Minister for Justice and Social Welfare
- In office November 2012 – 20 March 2013
- Prime Minister: Sato Kilman
- Preceded by: Charlot Salwai
- Succeeded by: Maki Simelum

MP for Tanna
- Incumbent
- Assumed office 30 October 2012

Personal details
- Party: Independent (2012-2013) Green Confederation (2013-)

= Thomas Laken =

Vanuatu politician (born 1972)

Thomas Laken, born 3 March 1972, is a Vanuatuan politician.

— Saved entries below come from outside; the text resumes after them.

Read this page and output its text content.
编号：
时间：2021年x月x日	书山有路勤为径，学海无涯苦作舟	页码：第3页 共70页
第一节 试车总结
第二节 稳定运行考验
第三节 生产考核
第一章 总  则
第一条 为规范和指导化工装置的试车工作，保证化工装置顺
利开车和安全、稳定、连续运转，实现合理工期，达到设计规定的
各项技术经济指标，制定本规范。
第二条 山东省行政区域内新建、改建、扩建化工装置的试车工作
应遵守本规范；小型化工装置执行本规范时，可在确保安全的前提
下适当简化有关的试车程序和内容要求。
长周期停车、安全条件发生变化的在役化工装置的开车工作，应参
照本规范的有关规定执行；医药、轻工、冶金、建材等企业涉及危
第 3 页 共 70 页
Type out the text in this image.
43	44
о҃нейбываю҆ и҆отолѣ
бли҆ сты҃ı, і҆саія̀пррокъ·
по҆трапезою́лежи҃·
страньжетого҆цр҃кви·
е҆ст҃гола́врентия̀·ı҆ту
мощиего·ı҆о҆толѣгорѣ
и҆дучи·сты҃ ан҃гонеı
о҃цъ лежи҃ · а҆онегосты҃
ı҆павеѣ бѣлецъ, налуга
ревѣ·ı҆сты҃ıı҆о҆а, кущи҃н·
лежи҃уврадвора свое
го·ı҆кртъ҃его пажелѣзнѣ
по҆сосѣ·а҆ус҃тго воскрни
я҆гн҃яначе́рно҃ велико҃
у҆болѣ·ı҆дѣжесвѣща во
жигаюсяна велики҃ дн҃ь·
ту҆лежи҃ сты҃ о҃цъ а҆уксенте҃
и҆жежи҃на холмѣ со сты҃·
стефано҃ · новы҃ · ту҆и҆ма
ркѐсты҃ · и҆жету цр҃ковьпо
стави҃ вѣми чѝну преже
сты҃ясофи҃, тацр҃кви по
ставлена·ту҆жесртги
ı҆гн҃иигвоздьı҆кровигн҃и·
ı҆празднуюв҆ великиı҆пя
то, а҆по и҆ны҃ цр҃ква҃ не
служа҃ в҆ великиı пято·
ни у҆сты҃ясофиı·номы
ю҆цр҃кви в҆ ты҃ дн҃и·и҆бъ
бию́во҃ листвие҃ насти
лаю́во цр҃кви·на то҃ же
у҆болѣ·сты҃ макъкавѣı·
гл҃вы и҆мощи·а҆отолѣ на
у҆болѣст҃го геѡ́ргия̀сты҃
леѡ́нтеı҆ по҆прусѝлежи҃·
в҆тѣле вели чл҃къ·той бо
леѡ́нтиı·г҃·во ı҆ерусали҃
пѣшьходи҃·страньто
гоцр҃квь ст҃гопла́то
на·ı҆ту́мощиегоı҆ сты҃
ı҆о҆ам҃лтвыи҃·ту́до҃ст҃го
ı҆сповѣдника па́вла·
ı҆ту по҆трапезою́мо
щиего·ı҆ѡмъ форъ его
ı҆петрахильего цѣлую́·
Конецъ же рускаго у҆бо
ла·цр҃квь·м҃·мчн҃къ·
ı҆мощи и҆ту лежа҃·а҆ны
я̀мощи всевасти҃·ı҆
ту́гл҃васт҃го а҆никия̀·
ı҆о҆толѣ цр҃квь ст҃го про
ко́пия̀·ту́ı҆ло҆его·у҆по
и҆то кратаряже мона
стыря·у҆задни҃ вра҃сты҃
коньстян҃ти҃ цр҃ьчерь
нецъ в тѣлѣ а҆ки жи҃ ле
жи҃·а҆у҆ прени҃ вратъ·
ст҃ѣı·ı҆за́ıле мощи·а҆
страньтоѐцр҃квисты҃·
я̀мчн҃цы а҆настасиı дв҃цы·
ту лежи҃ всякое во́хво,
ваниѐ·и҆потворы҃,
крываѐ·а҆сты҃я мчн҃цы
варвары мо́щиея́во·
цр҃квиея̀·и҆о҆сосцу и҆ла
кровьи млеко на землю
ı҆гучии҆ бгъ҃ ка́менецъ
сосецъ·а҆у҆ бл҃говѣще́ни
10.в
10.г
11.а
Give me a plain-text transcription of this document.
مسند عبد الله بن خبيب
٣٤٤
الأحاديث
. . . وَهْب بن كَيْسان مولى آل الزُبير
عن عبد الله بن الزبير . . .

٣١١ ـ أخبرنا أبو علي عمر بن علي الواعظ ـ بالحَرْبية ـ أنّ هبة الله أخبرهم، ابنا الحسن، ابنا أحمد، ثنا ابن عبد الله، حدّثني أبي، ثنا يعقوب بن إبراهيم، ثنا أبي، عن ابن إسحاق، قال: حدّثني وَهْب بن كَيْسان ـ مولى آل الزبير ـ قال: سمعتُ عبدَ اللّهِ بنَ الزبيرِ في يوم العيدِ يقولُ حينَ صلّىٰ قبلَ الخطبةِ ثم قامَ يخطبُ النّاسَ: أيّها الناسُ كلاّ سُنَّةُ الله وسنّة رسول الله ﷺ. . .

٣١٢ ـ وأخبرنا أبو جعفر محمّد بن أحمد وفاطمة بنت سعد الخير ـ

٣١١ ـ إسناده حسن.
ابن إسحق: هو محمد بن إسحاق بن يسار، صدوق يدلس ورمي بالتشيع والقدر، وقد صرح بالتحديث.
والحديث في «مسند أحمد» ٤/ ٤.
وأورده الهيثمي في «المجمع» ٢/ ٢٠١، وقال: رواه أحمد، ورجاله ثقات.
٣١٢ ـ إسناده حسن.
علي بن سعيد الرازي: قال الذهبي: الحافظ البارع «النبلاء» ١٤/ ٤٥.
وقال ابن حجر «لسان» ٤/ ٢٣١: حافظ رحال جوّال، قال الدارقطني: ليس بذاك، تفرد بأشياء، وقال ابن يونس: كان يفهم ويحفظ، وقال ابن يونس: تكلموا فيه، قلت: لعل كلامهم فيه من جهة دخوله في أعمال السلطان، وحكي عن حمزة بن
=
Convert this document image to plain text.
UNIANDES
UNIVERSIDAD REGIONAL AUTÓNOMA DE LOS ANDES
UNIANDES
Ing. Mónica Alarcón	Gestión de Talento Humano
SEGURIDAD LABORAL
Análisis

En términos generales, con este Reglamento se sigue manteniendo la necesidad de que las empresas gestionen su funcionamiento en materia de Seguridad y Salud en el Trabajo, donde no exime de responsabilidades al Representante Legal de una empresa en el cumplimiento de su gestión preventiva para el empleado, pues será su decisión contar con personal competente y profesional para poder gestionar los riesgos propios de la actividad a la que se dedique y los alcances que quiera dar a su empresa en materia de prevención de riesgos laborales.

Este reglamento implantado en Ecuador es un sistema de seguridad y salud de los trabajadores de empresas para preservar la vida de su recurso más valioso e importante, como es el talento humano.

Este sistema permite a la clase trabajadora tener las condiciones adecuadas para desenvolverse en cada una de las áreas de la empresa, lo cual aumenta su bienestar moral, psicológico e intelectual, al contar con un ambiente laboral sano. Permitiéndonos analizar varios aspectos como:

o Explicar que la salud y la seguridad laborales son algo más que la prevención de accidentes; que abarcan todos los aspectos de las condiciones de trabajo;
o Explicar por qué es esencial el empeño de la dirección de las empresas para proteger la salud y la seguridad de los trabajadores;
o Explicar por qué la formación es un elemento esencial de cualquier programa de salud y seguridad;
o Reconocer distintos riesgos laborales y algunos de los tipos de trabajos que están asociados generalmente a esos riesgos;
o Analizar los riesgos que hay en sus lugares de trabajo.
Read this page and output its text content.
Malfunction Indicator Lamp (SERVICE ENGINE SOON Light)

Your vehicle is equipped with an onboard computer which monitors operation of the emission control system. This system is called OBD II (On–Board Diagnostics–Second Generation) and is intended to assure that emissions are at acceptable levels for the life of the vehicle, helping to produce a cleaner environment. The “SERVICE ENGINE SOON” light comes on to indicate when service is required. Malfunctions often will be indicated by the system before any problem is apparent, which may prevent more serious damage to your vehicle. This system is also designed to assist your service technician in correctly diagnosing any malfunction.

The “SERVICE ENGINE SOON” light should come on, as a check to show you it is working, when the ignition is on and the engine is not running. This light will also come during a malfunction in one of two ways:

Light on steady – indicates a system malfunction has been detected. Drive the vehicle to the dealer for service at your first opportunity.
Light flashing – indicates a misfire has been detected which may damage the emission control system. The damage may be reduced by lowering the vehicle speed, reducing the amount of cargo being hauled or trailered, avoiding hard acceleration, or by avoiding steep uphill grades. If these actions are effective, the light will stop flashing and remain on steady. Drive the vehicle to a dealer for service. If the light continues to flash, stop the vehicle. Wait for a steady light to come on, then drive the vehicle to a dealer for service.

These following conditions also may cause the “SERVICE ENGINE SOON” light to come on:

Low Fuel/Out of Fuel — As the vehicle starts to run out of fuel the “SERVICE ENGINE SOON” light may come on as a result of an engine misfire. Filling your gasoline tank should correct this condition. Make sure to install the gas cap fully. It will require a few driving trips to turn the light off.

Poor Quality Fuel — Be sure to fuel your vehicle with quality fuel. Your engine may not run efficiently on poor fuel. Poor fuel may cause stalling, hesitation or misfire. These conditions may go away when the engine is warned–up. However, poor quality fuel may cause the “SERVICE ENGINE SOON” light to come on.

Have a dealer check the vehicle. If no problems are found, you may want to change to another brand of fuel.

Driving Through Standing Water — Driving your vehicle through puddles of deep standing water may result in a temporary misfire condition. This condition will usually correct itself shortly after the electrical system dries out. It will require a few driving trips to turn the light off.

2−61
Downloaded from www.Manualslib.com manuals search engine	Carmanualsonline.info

Self-employed in the shipping service, he later worked as a primary school teacher. He was first elected to the Parliament of Vanuatu as Independent MP for Tanna, in the 2012 general election. Prime Minister Sato Kilman appointed him as Minister of Justice and Social Welfare. In February 2013, Laken joined the Green Confederation. On 20 March, Thomas Laken and Minister for Ni-Vanuatu Business Marcellino Pipite crossed the floor to join the Opposition, along with six government backbenchers. Lacking a majority with which to govern, Kilman resigned the following day, before a motion of no confidence could be brought against him. New Prime Minister Moana Carcasses Kalosil (of the Green Confederation, the country's first Green Prime Minister) appointed him as Minister for Planning and Climate Change Adaptation. He lost office when Carcasses' government was ousted in a motion of no confidence on 15 May 2014, then resumed office when the new government of Joe Natuman was itself ousted in the same manner on 11 June 2015, and Sato Kilman became prime minister.